2. Have a rom-com watch party. While watching multiple romantic comedies in a single night might constitute a guilty pleasure on any other day, it is a rite of passage on Feb. 14. Gather up the blankets, grab some snacks and settle in with a sappy film. When Harry Met Sally is a classic, but if you prefer a more recent production, I recommend You People. Both are available on Netflix, alongside hundreds of other titles.
3. Make and exchange Valentine’s Day cards. Did anyone else make construction-paper cards to give out to the whole class in elementary school? Distributing those homemade cards into little paper-bag “mailboxes” serves as one of my warmest childhood memories, and I think it’s time to revive that practice. There are tons of templates online for inspiration, and some are even designed like coloring pages — all you have to do is print them out and provide crayons or markers. Whatever card-making looks like for you, I think it offers a wonderful way to spend time with and express gratitude for your friends.

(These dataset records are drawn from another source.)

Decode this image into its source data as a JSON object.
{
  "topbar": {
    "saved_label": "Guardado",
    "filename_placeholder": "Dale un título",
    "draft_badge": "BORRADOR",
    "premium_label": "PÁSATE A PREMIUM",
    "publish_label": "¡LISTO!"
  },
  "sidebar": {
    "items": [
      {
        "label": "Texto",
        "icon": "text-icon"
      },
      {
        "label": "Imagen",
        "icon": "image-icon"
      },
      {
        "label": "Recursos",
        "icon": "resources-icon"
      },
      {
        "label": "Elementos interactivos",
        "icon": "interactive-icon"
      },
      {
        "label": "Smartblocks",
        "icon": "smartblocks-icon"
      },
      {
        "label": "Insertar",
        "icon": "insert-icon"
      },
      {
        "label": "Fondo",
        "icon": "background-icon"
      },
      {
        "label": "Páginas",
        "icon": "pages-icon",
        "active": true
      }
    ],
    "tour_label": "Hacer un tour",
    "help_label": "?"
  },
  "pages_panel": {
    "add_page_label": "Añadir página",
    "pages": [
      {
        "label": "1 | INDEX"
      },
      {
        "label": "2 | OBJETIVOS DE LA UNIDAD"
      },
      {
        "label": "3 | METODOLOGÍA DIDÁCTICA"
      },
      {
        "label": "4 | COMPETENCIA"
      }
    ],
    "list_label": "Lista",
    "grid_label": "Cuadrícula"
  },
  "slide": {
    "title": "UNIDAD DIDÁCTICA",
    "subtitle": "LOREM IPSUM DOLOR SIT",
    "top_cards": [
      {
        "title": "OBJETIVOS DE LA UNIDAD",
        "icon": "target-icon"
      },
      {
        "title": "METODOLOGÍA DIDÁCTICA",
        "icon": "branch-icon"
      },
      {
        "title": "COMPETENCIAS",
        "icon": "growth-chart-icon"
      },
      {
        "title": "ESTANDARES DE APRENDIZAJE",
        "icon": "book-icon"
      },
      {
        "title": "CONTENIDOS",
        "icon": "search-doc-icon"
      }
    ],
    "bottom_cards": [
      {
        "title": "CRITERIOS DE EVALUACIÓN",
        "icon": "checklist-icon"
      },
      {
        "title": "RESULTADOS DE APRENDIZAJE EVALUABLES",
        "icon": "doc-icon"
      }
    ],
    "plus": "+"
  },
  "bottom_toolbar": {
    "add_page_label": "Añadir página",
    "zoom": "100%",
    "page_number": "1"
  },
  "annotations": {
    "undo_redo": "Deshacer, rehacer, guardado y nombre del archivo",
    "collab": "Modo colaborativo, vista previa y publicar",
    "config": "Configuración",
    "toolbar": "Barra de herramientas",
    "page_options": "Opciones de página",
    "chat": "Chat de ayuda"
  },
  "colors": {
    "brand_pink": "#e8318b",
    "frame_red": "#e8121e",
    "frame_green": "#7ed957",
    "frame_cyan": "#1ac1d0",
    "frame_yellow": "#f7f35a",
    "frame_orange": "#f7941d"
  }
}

4. Bake! For me, Valentine’s Day has and always will be synonymous with sweets, especially chocolate. Try baking with your friends for a fun activity that yields a tasty treat at the end. Depending on your personal tastes, you might try making chocolate covered strawberries or these sparkle sweetheart cookies. For those with dietary restrictions, these gluten-free Valentine Rice Krispies might pose a good option, too.
5. Finally, if you don’t feel like planning something yourself, check out these non-romantic events happening near campus. The Ivy Bookshop is hosting a Valentine’s Day “Booze and Browse” this Friday from 5–7 p.m. During this happy hour, enjoy complimentary beverages (alcoholic and non-alcoholic) and 50% off all art books. On Sunday, R. House is hosting the Greater Goods Valentine’s Day Market from 11–4 p.m. Vendors will be selling hand-crafted products like stationary, jewelry, body care and more! And of course, many restaurants offer Valentine’s Day dinner specials that are not exclusive to romantic couples. Nearby spots with Valentine’s Day menus include Dylan’s Oyster Cellar in Hampden and Gertrude’s Chesapeake Kitchen in the Baltimore Museum of Art, located adjacent to campus.
In the words of Knope, Galentine’s Day is “the best day of the year”— but paying tribute to friends is not reserved for us “gals” only. Relationships based on platonic love merit as much celebration as those based on romantic love, so make this Valentine’s Day an occasion to acknowledge the people in your life who make Hopkins feel like home. Bonus points if you manage to sneak some self-love in there too, because at the end of the day, that might matter more than anything else.